$\mathcal{G}$-SELC: Optimization by sequential elimination of level combinations using genetic algorithms and Gaussian processes

TL;DR

The paper introduces $\\mathcal{G}$-SELC, a novel optimization method combining genetic algorithms and Gaussian process modeling to efficiently identify promising compounds in drug discovery, outperforming previous approaches.

Contribution

It develops a new algorithm that integrates Gaussian process modeling with genetic algorithms to improve search efficiency in compound optimization tasks.

Findings

Successfully applied to test functions demonstrating improved efficiency.

Achieved better identification of optimal compounds in pharmaceutical data.

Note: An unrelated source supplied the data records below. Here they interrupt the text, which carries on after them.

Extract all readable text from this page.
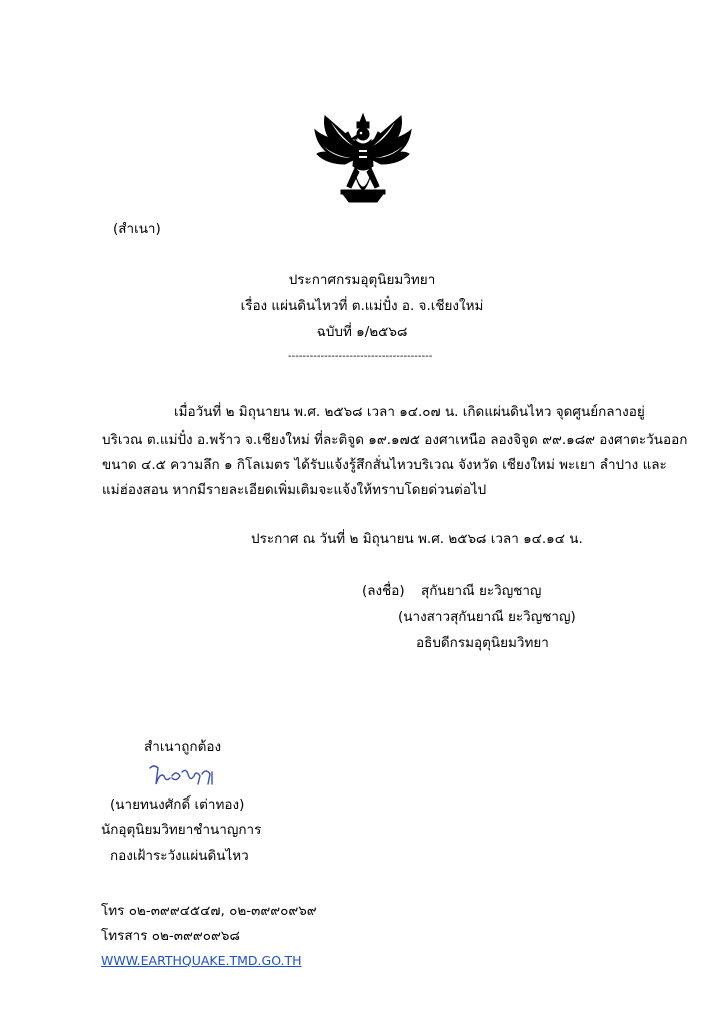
(สำเนา)
ประกาศกรมอุตุนิยมวิทยา
เรื่อง แผ่นดินไหวที่ ต.แม่ปั๋ง อ. จ.เชียงใหม่
ฉบับที่ ๑/๒๕๖๘
----------------------------------------
เมื่อวันที่ ๒ มิถุนายน พ.ศ. ๒๕๖๘ เวลา ๑๔.๐๗ น. เกิดแผ่นดินไหว จุดศูนย์กลางอยู่
บริเวณ ต.แม่ปั๋ง อ.พร้าว จ.เชียงใหม่ ที่ละติจูด ๑๙.๑๗๕ องศาเหนือ ลองจิจูด ๙๙.๑๘๙ องศาตะวันออก
ขนาด ๔.๕ ความลึก ๑ กิโลเมตร ได้รับแจ้งรู้สึกสั่นไหวบริเวณ จังหวัด เชียงใหม่ พะเยา ลำปาง และ
แม่ฮ่องสอน หากมีรายละเอียดเพิ่มเติมจะแจ้งให้ทราบโดยด่วนต่อไป
ประกาศ ณ วันที่ ๒ มิถุนายน พ.ศ. ๒๕๖๘ เวลา ๑๔.๑๔ น.
(ลงชื่อ) สุกันยาณี ยะวิญชาญ
(นางสาวสุกันยาณี ยะวิญชาญ)
อธิบดีกรมอุตุนิยมวิทยา
สำเนาถูกต้อง
(นายทนงศักดิ์ เต่าทอง)
นักอุตุนิยมวิทยาชำนาญการ
กองเฝ้าระวังแผ่นดินไหว
โทร ๐๒-๓๙๙๔๕๔๗, ๐๒-๓๙๙๐๙๖๙
โทรสาร ๐๒-๓๙๙๐๙๖๘
WWW.EARTHQUAKE.TMD.GO.TH
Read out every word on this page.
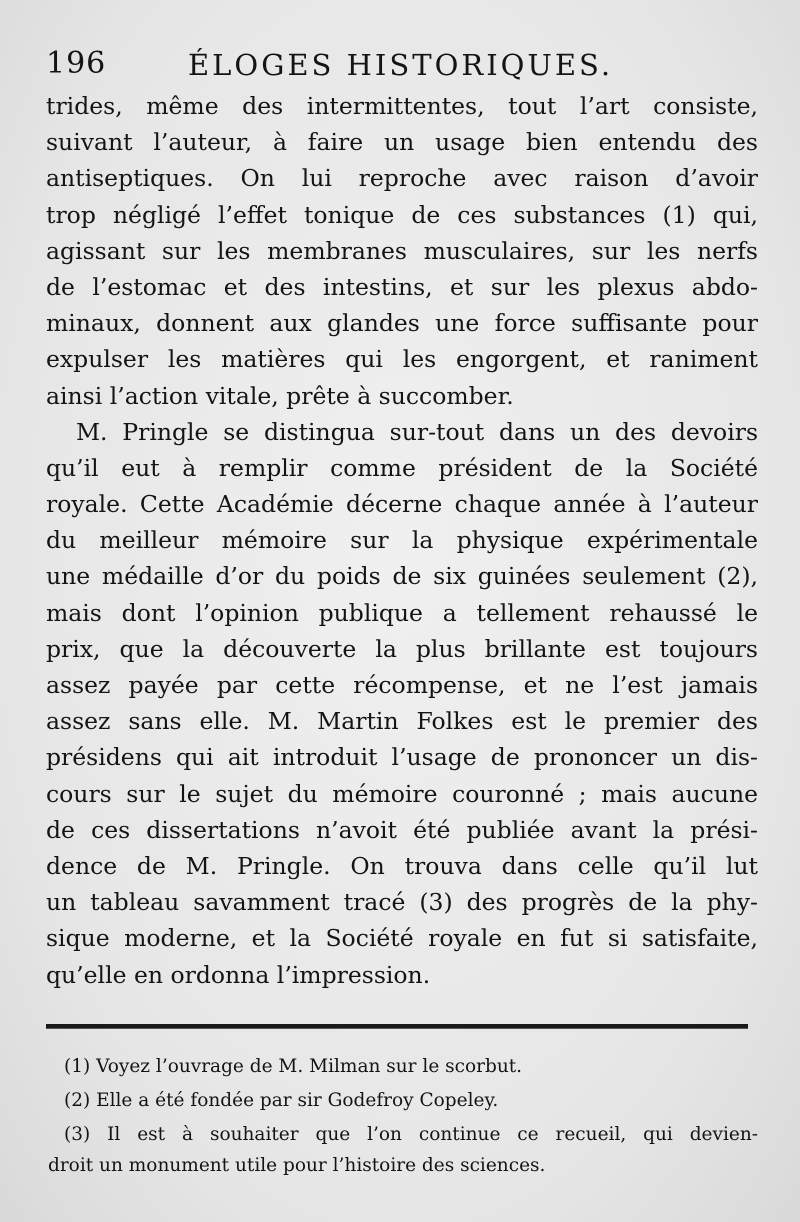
196	ÉLOGES HISTORIQUES.
trides, même des intermittentes, tout l’art consiste,
suivant l’auteur, à faire un usage bien entendu des
antiseptiques. On lui reproche avec raison d’avoir
trop négligé l’effet tonique de ces substances (1) qui,
agissant sur les membranes musculaires, sur les nerfs
de l’estomac et des intestins, et sur les plexus abdo-
minaux, donnent aux glandes une force suffisante pour
expulser les matières qui les engorgent, et raniment
ainsi l’action vitale, prête à succomber.
M. Pringle se distingua sur-tout dans un des devoirs
qu’il eut à remplir comme président de la Société
royale. Cette Académie décerne chaque année à l’auteur
du meilleur mémoire sur la physique expérimentale
une médaille d’or du poids de six guinées seulement (2),
mais dont l’opinion publique a tellement rehaussé le
prix, que la découverte la plus brillante est toujours
assez payée par cette récompense, et ne l’est jamais
assez sans elle. M. Martin Folkes est le premier des
présidens qui ait introduit l’usage de prononcer un dis-
cours sur le sujet du mémoire couronné ; mais aucune
de ces dissertations n’avoit été publiée avant la prési-
dence de M. Pringle. On trouva dans celle qu’il lut
un tableau savamment tracé (3) des progrès de la phy-
sique moderne, et la Société royale en fut si satisfaite,
qu’elle en ordonna l’impression.
(1) Voyez l’ouvrage de M. Milman sur le scorbut.
(2) Elle a été fondée par sir Godefroy Copeley.
(3) Il est à souhaiter que l’on continue ce recueil, qui devien-
droit un monument utile pour l’histoire des sciences.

Outperformed previous methods like SELC in experimental evaluations.

Abstract

Identifying promising compounds from a vast collection of feasible compounds is an important and yet challenging problem in the pharmaceutical industry. An efficient solution to this problem will help reduce the expenditure at the early stages of drug discovery. In an attempt to solve this problem, Mandal, Wu and Johnson [Technometrics 48 (2006) 273--283] proposed the SELC algorithm. Although powerful, it fails to extract substantial information from the data to guide the search efficiently, as this methodology is not based on any statistical modeling. The proposed approach uses Gaussian Process (GP) modeling to improve upon SELC, and hence named $\mathcal{G}$-SELC. The performance of the proposed methodology is illustrated using four and five dimensional test functions. Finally, we implement the new algorithm on a real pharmaceutical data set for finding a group of chemical compounds with optimal properties.